As people found out about my foreign coins, I got more and more donations from people who got stuck with them in change. My wife’s twenty-year-older sister was a Catholic nun who was a house-mother to foreign female teen-age students at an English convent boarding school. It used to be a sign of good luck to place money in the wall of a newly erected building. The convent decided that they wished the dining hall renovated, and the beautiful, old, dark, oak wainscoting was ripped off the walls. Out rolled this thin, quarter-sized coin.
Our nun picked it up. At first she thought it was something from a game, perhaps like Monopoly, something one of the girls had shoved in. As she looked at it, she realized it was a real coin, worn till it was almost illegible, but real. She saved it, and when her contract was up and she returned to Canada, she gave it to me. It turned out to be a silver, Edward II, short-cross sixpence. It was minted between 1547 and 1552, the years of his reign. Back then, they didn’t date coins. It’s badly worn, but still worth about $25.

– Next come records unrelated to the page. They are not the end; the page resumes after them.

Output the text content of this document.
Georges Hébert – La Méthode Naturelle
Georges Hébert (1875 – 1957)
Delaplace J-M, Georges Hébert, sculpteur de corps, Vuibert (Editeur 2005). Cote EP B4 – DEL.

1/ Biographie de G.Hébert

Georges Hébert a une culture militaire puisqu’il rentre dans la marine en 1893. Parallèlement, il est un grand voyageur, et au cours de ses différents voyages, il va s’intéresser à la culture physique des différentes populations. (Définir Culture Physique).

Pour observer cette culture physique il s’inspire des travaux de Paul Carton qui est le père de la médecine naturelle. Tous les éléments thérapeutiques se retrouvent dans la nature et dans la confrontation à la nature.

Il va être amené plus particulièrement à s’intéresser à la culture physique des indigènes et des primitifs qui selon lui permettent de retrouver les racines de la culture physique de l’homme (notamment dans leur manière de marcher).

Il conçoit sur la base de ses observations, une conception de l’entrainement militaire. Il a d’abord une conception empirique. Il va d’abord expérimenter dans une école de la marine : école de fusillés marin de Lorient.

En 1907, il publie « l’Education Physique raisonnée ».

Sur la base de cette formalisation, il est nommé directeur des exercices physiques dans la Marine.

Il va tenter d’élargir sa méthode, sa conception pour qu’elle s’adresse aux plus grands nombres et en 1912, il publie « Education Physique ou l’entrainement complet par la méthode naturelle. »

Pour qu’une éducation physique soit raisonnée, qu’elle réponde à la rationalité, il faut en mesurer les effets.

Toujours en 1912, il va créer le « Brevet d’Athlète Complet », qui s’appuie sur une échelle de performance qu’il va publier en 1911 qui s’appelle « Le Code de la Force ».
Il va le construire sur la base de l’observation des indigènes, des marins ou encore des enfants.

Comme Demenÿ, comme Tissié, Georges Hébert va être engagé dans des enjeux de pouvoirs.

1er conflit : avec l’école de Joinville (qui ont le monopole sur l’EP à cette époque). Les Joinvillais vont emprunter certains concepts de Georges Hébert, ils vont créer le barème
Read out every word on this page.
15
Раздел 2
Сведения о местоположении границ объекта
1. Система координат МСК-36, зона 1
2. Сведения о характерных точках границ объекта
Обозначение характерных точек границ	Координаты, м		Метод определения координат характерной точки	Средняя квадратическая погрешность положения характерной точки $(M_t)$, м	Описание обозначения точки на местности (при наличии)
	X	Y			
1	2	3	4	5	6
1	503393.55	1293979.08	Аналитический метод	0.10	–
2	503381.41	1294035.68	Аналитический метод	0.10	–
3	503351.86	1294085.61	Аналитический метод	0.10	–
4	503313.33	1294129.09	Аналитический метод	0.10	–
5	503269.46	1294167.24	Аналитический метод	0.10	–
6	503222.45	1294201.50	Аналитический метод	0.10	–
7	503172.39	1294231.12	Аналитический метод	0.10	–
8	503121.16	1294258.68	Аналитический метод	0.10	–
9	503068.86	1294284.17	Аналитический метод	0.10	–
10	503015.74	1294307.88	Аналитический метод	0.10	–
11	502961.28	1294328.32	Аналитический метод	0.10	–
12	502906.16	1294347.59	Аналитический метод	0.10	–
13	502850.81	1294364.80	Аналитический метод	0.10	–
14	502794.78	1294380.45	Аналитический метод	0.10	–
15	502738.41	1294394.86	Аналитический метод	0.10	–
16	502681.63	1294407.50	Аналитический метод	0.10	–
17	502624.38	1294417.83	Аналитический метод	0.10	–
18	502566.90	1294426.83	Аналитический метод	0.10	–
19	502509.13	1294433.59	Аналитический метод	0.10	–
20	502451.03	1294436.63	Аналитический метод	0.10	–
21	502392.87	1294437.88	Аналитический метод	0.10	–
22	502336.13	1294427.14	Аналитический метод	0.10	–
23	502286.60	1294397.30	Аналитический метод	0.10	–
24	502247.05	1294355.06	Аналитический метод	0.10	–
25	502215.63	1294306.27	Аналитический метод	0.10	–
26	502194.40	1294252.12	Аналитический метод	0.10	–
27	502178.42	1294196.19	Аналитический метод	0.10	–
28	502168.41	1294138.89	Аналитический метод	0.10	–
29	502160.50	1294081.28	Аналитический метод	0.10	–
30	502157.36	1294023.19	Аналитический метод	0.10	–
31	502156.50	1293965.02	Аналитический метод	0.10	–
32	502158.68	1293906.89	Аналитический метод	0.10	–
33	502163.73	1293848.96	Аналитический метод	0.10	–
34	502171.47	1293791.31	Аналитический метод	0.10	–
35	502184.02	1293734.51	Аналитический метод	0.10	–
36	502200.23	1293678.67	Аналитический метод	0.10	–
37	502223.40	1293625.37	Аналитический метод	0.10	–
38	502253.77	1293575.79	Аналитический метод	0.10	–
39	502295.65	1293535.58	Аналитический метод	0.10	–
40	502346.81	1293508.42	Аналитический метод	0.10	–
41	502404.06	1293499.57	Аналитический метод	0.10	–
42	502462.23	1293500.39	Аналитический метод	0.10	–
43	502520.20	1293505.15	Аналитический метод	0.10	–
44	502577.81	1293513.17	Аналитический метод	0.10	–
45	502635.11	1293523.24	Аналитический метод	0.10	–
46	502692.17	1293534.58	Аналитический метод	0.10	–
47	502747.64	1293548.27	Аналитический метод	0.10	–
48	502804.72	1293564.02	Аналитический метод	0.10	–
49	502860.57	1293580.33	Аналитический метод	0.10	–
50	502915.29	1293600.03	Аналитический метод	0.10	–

I have coins from places like Russia, and Cuba, where coins aren’t legally allowed to leave. Collecting foreign coins is an exercise in both geography and history. Where’s that coin from? South Pacific? Where exactly? British East Africa? That’s Mali now. French West Africa? That’s Zimbabwe.
I have WW II coins, both from free France, with their Liberte, Egalite, Fraternite motto, and from German-occupied France, where the Nazi-imposed motto was Travail, Famille, Patrie – Work, Family, Homeland.
The best historical run of coins I have starts with the Weimar Republic, soon to be incorporated into the newly organized Germany. I have pre-war German coins and Nazi-German coins. I have East German coins and West German coins. I have re-unified German coins, and finally German-minted Euro coins.
I have over 500 coins, from over 100 countries, and still keep an eye out for more. The Scotsman has found that money isn’t just for saving, or occasionally, grudgingly, for spending. It can be fun, and educational.